Après un fléchissement important en 1990, la production des études retrouve son niveau habituel en 1991 avec la publication de 22 textes théoriques et d’un essai dont l’un des chapitres, parce qu’il aborde la notion d’utopie dans Jean Rivard de Gérin-Lajoie, peut être annexé au domaine de la science-fiction. Cette remontée du discours théorique représente certes une raison de se réjouir car elle est attribuable dans une grande mesure à l’institution universitaire qui s’était faite discrète dans le domaine ces dernières années, hormis quelques chercheurs infatigables comme Guy Bouchard et Michel Lord.
La principale contribution provient du Centre de recherche en littérature québécoise (CRELIQ) qui publie les travaux des étudiants ayant participé, au cours du trimestre d’hiver 1988, à un séminaire sur le fantastique au Québec animé par Maurice Émond. La publication, intitulée Les Voies du fantastique québécois, regroupe douze études et a le mérite de permettre à de nouvelles voix de s’exprimer dans le champ de la théorie. Le seul point qu’il faut déplorer, c’est que le choix d’étude des participants devait se limiter aux textes réunis par Maurice Émond dans l’Anthologie de la nouvelle et du conte fantastiques québécois au XXe siècle. La nouvelle de Marie José Thériault, « Les Cyclopes du jardin public », fait ainsi l’objet de deux études qui se recoupent.
Une autre initiative du CRELIQ contribue à alimenter la production des études. La publication des actes du Deuxième Colloque interuniversitaire de jeunes chercheur-e-s qui a eu lieu en 1990, Littérature québécoise. La recherche en émergence, fournit en effet trois autres communications inscrites sous l’enseigne du fantastique.
Il résulte donc de ces deux événements importants un phénomène tout à fait nouveau dans la production des études : c’est la première fois que le fantastique suscite autant d’essais, soit 17, et qu’il déclasse la science-fiction qui se contente de quatre études. Cette indigence est en partie attribuable au fait que la revue imagine…, pourvoyeur fidèle d’études sur la science-fiction, n’a pas publié de numéro consacré à la théorie en 1991.

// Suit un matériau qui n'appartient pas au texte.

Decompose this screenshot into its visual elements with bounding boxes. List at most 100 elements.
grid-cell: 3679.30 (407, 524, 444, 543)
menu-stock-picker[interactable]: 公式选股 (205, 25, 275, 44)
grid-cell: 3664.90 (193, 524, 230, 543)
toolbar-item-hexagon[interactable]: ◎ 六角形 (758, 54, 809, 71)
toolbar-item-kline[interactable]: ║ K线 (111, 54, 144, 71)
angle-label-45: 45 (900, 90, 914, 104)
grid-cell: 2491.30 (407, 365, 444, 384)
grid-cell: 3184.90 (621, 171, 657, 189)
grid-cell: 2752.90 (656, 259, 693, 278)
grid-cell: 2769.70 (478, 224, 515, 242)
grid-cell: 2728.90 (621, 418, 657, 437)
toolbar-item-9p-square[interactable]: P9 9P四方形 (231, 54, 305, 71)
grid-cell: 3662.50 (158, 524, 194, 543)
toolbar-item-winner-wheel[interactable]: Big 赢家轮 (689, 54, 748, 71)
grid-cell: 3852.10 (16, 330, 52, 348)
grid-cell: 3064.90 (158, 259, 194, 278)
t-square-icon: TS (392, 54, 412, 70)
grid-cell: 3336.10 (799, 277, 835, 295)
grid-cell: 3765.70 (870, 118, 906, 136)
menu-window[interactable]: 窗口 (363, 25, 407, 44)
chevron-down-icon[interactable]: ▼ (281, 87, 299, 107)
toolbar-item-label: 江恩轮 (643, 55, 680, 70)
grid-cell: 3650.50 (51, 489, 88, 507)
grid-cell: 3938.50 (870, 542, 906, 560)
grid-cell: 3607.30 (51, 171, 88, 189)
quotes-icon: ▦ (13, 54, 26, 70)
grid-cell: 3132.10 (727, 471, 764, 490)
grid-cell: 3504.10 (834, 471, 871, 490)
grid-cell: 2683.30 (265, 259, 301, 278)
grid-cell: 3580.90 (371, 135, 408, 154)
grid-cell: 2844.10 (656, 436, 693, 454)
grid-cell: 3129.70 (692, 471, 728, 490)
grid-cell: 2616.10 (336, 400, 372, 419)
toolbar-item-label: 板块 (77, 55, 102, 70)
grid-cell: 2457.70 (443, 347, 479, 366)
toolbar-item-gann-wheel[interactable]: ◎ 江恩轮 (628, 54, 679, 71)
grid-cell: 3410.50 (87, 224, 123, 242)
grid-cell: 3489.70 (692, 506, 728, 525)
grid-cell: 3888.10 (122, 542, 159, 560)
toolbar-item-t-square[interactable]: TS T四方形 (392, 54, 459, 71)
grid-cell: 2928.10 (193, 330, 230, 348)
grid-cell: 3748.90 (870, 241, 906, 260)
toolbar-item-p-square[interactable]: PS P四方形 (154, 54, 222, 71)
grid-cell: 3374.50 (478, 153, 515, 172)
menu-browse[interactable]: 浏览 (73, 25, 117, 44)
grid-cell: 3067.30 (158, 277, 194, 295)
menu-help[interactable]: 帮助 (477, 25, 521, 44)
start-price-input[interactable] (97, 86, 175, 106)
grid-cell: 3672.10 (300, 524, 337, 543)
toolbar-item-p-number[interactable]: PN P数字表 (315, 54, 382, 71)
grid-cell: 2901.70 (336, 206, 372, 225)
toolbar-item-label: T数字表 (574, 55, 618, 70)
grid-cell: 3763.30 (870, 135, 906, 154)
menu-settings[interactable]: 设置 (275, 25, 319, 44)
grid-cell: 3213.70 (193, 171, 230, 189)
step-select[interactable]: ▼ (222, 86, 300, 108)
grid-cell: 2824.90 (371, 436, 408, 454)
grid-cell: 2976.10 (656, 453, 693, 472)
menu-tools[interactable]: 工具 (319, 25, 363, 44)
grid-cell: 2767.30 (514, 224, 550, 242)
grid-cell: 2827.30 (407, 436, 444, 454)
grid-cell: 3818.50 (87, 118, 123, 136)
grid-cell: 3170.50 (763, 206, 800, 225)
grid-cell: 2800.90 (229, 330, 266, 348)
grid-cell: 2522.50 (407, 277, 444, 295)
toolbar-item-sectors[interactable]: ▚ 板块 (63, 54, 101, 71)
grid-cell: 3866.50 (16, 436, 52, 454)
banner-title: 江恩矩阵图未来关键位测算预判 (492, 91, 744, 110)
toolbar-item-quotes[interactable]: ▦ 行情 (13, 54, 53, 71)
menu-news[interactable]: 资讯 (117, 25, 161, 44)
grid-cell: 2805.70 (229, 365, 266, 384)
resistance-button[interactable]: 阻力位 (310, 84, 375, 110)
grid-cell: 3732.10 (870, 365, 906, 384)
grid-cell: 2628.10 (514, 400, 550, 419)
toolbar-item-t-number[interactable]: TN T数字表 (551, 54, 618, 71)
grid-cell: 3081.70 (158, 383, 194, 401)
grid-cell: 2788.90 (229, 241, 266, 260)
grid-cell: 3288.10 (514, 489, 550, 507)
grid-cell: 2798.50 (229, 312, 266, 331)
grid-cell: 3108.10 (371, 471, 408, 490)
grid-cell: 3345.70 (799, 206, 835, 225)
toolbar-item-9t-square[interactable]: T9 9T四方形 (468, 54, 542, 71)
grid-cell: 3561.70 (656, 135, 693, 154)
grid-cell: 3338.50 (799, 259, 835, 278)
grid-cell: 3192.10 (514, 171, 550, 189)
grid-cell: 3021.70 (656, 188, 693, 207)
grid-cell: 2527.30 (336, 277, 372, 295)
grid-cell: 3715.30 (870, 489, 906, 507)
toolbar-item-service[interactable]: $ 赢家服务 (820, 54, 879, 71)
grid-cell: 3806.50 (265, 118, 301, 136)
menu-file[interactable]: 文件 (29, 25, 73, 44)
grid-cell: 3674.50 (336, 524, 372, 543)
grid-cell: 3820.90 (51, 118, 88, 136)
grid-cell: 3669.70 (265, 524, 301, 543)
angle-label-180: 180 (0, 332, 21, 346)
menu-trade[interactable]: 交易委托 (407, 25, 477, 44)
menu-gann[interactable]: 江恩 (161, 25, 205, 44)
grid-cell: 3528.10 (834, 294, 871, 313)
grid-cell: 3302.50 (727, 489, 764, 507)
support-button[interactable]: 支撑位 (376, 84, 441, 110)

Se pourrait-il que l’année 1991 soit marquée par l’émergence d’une nouvelle génération de chercheurs – les Georges Desmeules, Lise Morin, Christiane Lahaie – qui assureront une permanence dans l’expression du discours théorique appliqué au fantastique et à la science-fiction ? C’est le bilan provisoire que nous sommes tentés de dresser à la lumière de la moisson de 1991. Affirmation de l’institution universitaire dans le champ d’étude qui nous concerne et émergence d’une nouvelle cohorte de jeunes chercheurs constituent les deux faits saillants de l’année 1991, tandis que la domination du fantastique – qui n’est peut-être que conjoncturelle – ne manque pas d’apparaître étonnante quand on consulte les statistiques des huit dernières années.
Source : Janelle, Claude, L'ASFFQ 1991, Logiques/Le Passeur, p. 189-190.